Dialogflow CXのサービスアカウントを確認

1.Dialogflow CXコンソールの右側にある[Agent settings]を押下します。

 

2.[Share]タブを選択し、Dialogflow CXのサービスアカウントをコピーします。

Cloud Runの起動元の権限をDialogflowのサービスアカウントに付与

  1. Cloud Functionsコンソールで作成したwebhookを開き、[Powered by Cloud Run]を押下します。
  2. 画面上部の[サービスの詳細]を押下します。
  3. 作成したwebhookのCloud Runの左側ボックスにチャックを入れます。画面右の[権限]タブの中の[プリンシパルを追加]を押下します。
  4. 新しいプリンシパルにコピーしたDialogflow CXのサービスアカウントを入力し、ロールで[Cloud Run 起動元]を選択した後、[保存]を押下します。

Webhook設定

翻訳したい言語・文章をAPIに投げたいので、$page.params.status = “FINAL”ルートにWebhookを設定します。

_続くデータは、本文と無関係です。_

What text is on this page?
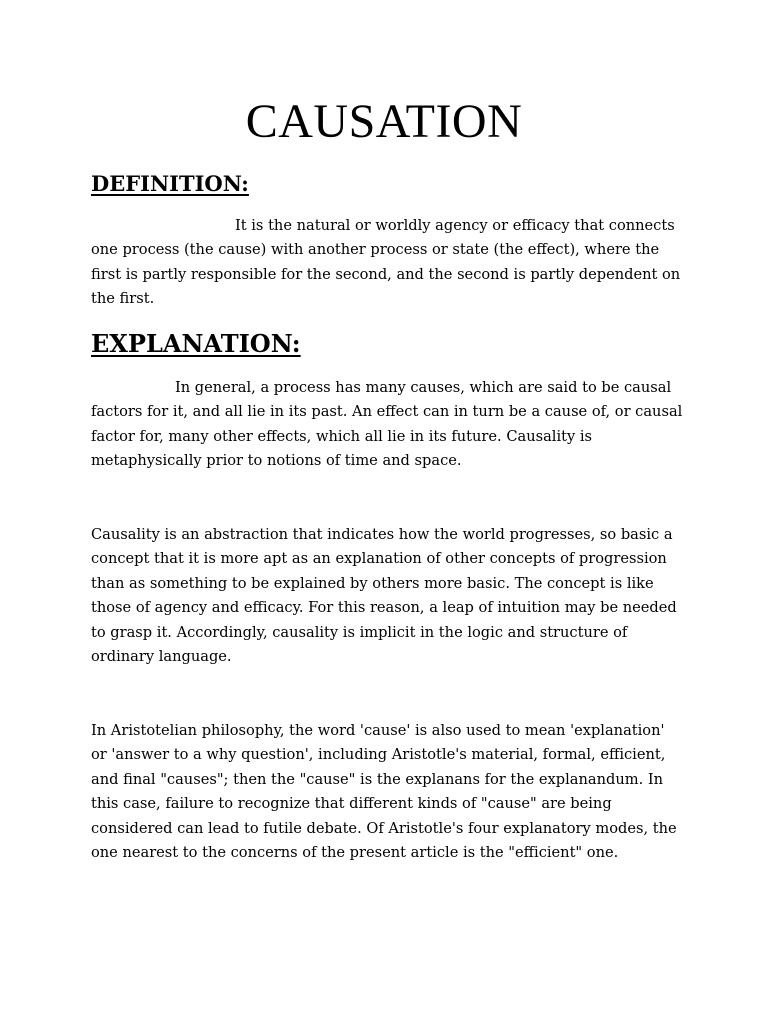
CAUSATION
DEFINITION:

It is the natural or worldly agency or efficacy that connects one process (the cause) with another process or state (the effect), where the first is partly responsible for the second, and the second is partly dependent on the first.

EXPLANATION:

In general, a process has many causes, which are said to be causal factors for it, and all lie in its past. An effect can in turn be a cause of, or causal factor for, many other effects, which all lie in its future. Causality is metaphysically prior to notions of time and space.

Causality is an abstraction that indicates how the world progresses, so basic a concept that it is more apt as an explanation of other concepts of progression than as something to be explained by others more basic. The concept is like those of agency and efficacy. For this reason, a leap of intuition may be needed to grasp it. Accordingly, causality is implicit in the logic and structure of ordinary language.

In Aristotelian philosophy, the word 'cause' is also used to mean 'explanation' or 'answer to a why question', including Aristotle's material, formal, efficient, and final "causes"; then the "cause" is the explanans for the explanandum. In this case, failure to recognize that different kinds of "cause" are being considered can lead to futile debate. Of Aristotle's four explanatory modes, the one nearest to the concerns of the present article is the "efficient" one.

  1. ルートの[Webhook settings]→[Enable webhook]にチェックを入れます。
  2. Webhookと書かれた枠内を押下し、[+Create Webhook]を選択します。
  3. [Display name]と、webhook作成の際にコピーした[Webhook URL]を設定し、[Save]を押下します。
  4. tagを設定し、[Save]を押下します。

実装結果

作成したAgentでテストし、翻訳機能が実装できているか確認します。

うまく翻訳機能を実装することができました。これらの他にもlangのentity typeに登録した言語であれば、翻訳することができます。

終わりに

今回はDialogflow CXのチャットボットにTranslation APIを利用して、翻訳機能をつけました。

多言語対応の翻訳機能なので、チャットボットの機能をかなり拡張できたと思います。

Translation APIの以外のAPIを利用することで様々な機能をチャットボットに搭載することが出来ます!!!

最後まで読んでいただき、ありがとうございました。